Os Autores reclamam o pagamento de uma indemnização (valor que posteriormente vieram a reduzir) a título de danos patrimoniais e não patrimoniais no montante de € 60.000,00 (valor correspondente à redução operada).
Atentos os factos provados, e porque apenas estamos no âmbito da violação das legitimas expectativas e da confiança dos Autores, somos de concluir, em síntese, que se reputa justa e adequada fixar uma indemnização, atentos os critérios de equidade, no montante de € 8.000,00 (oito mil euros), para reparação dos danos ocasionados com a conduta ilícita e culposa da Ré, a qual será condenada a pagar aos Autores esse montante”.

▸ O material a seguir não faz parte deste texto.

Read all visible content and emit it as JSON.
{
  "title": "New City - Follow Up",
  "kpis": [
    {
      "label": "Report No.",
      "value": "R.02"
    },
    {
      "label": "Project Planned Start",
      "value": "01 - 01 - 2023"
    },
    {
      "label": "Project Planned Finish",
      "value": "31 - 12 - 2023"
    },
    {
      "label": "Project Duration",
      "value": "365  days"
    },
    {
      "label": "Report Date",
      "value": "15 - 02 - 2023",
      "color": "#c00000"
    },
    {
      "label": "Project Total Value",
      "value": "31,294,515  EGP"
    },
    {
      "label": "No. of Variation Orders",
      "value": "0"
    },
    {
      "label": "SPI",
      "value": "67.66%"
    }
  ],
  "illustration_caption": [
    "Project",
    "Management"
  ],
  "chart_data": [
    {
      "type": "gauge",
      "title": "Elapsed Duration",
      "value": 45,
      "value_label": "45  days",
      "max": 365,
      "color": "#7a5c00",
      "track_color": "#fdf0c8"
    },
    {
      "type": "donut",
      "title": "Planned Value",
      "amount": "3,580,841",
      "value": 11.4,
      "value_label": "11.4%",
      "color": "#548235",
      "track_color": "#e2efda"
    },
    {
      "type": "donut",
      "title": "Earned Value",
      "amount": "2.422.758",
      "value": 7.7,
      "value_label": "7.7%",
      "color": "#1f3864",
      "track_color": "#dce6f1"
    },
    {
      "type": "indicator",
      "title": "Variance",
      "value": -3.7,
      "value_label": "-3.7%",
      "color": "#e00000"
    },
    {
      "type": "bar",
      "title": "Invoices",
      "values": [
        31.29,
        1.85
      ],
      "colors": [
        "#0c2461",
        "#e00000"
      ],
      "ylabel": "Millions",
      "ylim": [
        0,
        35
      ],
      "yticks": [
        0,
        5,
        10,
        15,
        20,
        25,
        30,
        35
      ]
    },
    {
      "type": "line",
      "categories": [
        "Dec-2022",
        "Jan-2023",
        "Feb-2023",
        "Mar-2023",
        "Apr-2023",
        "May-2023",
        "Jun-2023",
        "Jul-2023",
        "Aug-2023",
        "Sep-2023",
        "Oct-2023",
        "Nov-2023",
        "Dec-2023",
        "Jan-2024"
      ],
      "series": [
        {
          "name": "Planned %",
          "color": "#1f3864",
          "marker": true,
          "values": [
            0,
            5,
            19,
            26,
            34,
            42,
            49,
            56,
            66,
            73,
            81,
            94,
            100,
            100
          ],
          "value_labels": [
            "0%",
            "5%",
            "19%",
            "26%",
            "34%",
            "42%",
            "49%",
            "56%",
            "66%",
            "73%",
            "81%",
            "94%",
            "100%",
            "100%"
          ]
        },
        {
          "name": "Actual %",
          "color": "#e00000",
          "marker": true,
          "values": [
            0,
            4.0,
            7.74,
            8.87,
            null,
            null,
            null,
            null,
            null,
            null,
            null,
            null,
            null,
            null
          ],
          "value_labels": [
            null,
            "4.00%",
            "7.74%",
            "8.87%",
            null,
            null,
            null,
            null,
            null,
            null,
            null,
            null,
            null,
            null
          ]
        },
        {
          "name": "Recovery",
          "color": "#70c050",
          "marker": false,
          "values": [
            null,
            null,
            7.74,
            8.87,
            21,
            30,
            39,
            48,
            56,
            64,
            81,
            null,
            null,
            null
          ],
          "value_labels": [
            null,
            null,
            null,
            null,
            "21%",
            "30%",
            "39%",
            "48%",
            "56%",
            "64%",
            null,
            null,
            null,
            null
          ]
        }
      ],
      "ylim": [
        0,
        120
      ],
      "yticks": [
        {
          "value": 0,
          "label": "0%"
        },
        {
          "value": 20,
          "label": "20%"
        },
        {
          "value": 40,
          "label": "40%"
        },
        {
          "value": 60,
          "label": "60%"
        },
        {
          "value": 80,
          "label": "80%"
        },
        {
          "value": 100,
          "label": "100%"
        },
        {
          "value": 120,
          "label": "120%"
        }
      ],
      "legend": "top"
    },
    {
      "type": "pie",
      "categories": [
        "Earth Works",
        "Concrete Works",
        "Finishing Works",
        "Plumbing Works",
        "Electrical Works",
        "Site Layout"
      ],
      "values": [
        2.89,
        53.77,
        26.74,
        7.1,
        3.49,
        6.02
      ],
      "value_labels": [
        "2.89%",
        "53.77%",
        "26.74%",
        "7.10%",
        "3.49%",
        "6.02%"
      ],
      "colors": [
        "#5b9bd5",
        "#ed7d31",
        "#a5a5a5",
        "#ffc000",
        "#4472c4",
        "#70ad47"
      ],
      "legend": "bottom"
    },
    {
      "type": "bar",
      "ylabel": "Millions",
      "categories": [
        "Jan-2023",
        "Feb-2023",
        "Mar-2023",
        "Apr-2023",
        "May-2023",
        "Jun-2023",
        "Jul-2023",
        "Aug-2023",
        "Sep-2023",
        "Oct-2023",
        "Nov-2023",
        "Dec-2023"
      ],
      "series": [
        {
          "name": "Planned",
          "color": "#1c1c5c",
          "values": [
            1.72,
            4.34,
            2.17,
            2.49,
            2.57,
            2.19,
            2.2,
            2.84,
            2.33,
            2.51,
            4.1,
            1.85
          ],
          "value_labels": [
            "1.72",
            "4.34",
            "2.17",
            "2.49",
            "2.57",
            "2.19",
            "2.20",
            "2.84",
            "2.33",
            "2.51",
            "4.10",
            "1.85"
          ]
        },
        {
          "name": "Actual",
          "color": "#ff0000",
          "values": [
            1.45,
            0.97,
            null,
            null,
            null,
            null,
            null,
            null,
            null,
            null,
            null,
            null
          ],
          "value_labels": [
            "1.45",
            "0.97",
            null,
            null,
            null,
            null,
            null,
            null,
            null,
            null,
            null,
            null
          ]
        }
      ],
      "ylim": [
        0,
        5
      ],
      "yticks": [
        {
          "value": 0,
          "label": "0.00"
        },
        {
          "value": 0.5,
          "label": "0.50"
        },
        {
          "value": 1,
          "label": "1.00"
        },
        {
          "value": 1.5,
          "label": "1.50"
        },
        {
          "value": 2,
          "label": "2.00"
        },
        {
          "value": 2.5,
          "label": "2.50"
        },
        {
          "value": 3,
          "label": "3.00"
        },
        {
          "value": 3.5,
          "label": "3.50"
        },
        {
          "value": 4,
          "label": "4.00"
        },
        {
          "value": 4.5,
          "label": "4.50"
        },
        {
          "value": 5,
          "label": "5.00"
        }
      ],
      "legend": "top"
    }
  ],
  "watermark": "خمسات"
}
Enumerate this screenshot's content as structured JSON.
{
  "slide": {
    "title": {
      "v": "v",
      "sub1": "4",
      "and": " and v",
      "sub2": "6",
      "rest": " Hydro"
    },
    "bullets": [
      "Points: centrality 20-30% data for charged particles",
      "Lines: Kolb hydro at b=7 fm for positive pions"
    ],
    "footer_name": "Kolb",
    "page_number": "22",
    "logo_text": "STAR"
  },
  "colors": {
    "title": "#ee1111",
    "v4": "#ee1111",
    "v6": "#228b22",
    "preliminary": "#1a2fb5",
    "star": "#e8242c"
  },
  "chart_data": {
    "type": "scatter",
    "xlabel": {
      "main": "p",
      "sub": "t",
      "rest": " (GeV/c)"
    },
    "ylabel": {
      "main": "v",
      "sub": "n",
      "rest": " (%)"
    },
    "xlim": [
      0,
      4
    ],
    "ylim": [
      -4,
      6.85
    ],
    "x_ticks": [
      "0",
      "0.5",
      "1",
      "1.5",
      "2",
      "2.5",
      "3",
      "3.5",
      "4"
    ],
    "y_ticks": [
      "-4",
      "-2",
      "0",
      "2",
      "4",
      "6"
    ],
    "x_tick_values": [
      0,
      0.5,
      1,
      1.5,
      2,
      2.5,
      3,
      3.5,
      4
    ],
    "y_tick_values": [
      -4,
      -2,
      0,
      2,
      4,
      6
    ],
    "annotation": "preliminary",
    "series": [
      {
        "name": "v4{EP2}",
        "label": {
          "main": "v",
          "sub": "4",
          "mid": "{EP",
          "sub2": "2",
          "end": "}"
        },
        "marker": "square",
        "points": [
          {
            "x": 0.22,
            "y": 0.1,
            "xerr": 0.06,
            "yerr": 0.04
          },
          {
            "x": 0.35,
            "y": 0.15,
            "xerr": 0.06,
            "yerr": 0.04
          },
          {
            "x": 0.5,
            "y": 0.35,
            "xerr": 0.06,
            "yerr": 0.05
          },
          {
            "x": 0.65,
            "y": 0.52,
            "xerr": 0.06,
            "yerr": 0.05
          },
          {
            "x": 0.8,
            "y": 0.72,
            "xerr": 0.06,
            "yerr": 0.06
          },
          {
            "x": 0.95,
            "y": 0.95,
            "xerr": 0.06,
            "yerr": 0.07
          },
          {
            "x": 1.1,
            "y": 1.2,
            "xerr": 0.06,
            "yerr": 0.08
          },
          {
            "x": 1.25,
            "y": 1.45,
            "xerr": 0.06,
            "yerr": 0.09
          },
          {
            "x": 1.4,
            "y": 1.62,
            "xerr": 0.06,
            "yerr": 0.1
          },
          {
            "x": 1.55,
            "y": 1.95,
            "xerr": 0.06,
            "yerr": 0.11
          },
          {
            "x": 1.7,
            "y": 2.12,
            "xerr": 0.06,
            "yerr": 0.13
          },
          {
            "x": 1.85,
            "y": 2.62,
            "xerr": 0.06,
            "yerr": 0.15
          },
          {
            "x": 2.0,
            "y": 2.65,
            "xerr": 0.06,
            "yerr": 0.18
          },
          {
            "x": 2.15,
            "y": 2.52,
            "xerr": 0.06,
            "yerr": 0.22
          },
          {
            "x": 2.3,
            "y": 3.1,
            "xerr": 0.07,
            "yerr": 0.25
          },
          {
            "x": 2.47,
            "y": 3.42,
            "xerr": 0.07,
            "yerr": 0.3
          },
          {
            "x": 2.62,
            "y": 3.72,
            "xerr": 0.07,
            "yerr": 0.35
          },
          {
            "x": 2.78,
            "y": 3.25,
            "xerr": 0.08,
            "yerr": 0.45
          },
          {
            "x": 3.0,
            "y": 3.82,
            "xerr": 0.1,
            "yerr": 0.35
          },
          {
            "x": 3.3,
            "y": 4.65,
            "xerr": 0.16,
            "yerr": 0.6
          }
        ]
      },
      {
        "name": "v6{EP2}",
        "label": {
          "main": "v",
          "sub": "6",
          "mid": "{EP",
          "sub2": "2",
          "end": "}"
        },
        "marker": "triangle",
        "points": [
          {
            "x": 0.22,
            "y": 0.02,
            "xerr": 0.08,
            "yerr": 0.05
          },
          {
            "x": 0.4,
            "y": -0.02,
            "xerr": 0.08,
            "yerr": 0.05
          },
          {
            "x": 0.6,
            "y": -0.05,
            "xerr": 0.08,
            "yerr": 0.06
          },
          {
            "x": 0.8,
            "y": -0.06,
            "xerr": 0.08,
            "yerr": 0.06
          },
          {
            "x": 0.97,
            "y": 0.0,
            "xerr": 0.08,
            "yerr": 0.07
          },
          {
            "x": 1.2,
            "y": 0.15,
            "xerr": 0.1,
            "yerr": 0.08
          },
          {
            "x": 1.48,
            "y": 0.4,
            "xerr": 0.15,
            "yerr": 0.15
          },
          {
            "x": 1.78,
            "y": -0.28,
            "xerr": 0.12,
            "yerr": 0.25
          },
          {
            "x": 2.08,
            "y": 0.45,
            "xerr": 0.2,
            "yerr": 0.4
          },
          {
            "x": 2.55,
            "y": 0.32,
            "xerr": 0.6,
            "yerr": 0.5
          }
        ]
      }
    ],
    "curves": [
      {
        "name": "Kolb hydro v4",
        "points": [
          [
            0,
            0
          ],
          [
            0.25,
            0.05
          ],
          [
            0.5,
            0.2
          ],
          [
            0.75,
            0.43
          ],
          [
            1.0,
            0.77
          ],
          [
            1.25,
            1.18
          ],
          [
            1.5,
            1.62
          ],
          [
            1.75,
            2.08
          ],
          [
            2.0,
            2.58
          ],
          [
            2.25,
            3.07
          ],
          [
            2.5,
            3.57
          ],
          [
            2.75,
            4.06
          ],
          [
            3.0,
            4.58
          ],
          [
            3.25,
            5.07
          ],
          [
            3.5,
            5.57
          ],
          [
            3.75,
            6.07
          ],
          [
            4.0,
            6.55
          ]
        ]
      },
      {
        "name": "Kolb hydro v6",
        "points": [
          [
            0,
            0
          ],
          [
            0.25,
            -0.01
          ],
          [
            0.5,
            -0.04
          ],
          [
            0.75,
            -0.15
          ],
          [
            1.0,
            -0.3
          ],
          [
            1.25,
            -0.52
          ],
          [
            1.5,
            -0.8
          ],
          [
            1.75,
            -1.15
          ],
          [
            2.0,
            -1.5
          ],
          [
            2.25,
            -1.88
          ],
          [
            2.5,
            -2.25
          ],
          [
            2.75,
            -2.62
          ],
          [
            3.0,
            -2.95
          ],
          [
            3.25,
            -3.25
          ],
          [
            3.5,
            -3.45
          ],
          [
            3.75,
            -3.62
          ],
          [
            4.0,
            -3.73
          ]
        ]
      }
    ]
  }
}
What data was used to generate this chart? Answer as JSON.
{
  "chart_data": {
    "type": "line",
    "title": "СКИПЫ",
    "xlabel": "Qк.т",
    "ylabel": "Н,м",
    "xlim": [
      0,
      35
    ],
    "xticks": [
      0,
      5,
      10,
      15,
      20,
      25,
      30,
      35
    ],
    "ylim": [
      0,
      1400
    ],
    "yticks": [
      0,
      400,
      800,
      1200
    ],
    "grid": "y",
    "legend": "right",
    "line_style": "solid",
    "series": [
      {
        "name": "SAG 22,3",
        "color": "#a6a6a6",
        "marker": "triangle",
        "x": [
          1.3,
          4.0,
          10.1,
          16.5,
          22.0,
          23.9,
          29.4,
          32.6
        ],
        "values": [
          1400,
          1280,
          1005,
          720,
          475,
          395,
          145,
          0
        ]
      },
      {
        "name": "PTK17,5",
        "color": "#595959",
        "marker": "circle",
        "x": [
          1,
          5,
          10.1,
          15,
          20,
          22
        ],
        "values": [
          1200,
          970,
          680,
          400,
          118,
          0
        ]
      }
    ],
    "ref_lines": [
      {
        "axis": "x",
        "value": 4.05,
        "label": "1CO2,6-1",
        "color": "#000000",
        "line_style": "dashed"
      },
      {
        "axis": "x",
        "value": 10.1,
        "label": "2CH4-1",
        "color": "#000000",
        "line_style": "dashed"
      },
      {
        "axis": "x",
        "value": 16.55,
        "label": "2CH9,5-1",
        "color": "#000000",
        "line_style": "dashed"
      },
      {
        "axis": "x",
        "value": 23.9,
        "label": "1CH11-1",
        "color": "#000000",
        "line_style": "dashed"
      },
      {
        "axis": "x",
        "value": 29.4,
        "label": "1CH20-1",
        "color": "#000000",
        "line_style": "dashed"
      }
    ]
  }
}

A R. discorda desta fundamentação e da correspondente decisão condenatória porque entende, desde logo, que “da prova produzida teria de resultar expresso que a confiança excessiva criada pelos Autores, tinha resultado por comportamentos reiterados, promessas ou sinais por parte da Ré, que permitissem identificar o não cumprimento dos deveres de cuidado por parte desta, conducentes a criar um determinado dano aos Autores”.
Sucede que os referidos “comportamentos reiterados, promessas ou sinais por parte da Ré” estão perfeitamente demonstrados, como resulta da circunstância de ter sido acordado o preço da compra e venda (€ 125.000,00), de ter sido acordada a forma de pagamento desse preço (na data da escritura, através do capital que a própria R. iria mutuar aos AA.), de ter sido determinada pela R. a desnecessidade de prévia celebração de contrato promessa de compra e venda, e de ter a R. declarado aos AA. que “ficassem descansados que o imóvel seria para” os mesmos, mais lhes declarando que a escritura só não se realizaria de imediato porque ainda não tinha licença de utilização do imóvel (para além de outros documentos necessários para tanto, mas cuja pormenorização não foi transmitida aos AA.).
Ou seja, qualquer declaratário normal, colocado na posição concreta dos AA., interpretaria as declarações da R. como significando que a aquisição do imóvel pelos mesmos estava dada como certa, só não sendo imediatamente concretizada através da celebração da escritura respectiva porque a R. ainda carecia de ultrapassar alguns problemas que tinha com a documentação relativa ao imóvel.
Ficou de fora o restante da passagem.